Mobilität ist mein Lebensthema. Auf eine einfache Formel gebracht, geht es dabei um Bewegungsmuster von Menschen und Dingen in Raum und Zeit. Die Mobilität wurde während Jahrhunderten durch eine maximale Geschwindigkeit von etwa 15 km/h begrenzt. Mit der Eisenbahn änderte sich das dramatisch. Reisezeiten und Transportkosten senkten sich rasant. Das „Dampfross“ wurde zum Symbol für die neue Zeit, die Bahnhöfe zu den Kathedralen des Industriezeitalters. Bereits 1906 prognostizierte die deutsche Allgemeine Automobil-Zeitung: „Das Auto, es will dem Menschen die Herrschaft über Raum und Zeit erobern.“ In der Tat, das Jahrhundert der Eisenbahn wurde durch ein Jahrhundert des Autos abgelöst. Das Auto erfüllte den Traum von der unbegrenzten Mobilität.

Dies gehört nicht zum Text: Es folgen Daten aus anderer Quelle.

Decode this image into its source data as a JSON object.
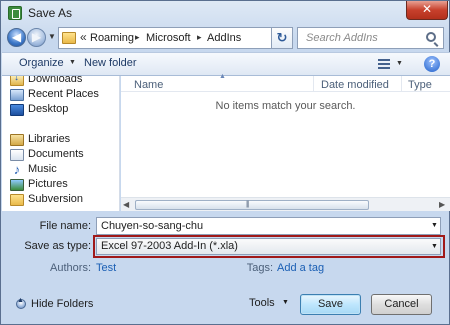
{
  "window": {
    "title": "Save As",
    "close_glyph": "✕"
  },
  "nav": {
    "back_glyph": "◀",
    "forward_glyph": "▶",
    "address": {
      "prefix": "«",
      "crumbs": [
        "Roaming",
        "Microsoft",
        "AddIns"
      ],
      "separator": "▸",
      "dropdown_glyph": "▼"
    },
    "refresh_glyph": "↻",
    "search": {
      "placeholder": "Search AddIns"
    }
  },
  "toolbar": {
    "organize_label": "Organize",
    "new_folder_label": "New folder",
    "dropdown_glyph": "▼",
    "help_glyph": "?"
  },
  "sidebar": {
    "items": [
      {
        "label": "Downloads",
        "icon": "downloads-icon"
      },
      {
        "label": "Recent Places",
        "icon": "recent-places-icon"
      },
      {
        "label": "Desktop",
        "icon": "desktop-icon"
      },
      {
        "label": "Libraries",
        "icon": "libraries-icon"
      },
      {
        "label": "Documents",
        "icon": "documents-icon"
      },
      {
        "label": "Music",
        "icon": "music-icon"
      },
      {
        "label": "Pictures",
        "icon": "pictures-icon"
      },
      {
        "label": "Subversion",
        "icon": "subversion-icon"
      }
    ]
  },
  "filelist": {
    "columns": [
      "Name",
      "Date modified",
      "Type"
    ],
    "sort_glyph": "▲",
    "empty_message": "No items match your search.",
    "scroll_grip": "|||"
  },
  "form": {
    "file_name_label": "File name:",
    "file_name_value": "Chuyen-so-sang-chu",
    "save_type_label": "Save as type:",
    "save_type_value": "Excel 97-2003 Add-In (*.xla)",
    "authors_label": "Authors:",
    "authors_value": "Test",
    "tags_label": "Tags:",
    "tags_value": "Add a tag"
  },
  "footer": {
    "hide_folders_label": "Hide Folders",
    "tools_label": "Tools",
    "save_label": "Save",
    "cancel_label": "Cancel"
  },
  "colors": {
    "accent": "#1b5fb4",
    "highlight_outline": "#a01919",
    "close_button": "#c7402c"
  }
}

Es wurde zum „bewegten Ich“, zum „mobilen Zuhause“, zum Statussymbol. Das Flugzeug komplettierte die Palette der Verkehrsmittel und eroberte mit dem Luftraum eine neue Dimension. Höhere Einkommen und reduzierte Arbeitszeiten führten zu einem boomenden Freizeitverkehr.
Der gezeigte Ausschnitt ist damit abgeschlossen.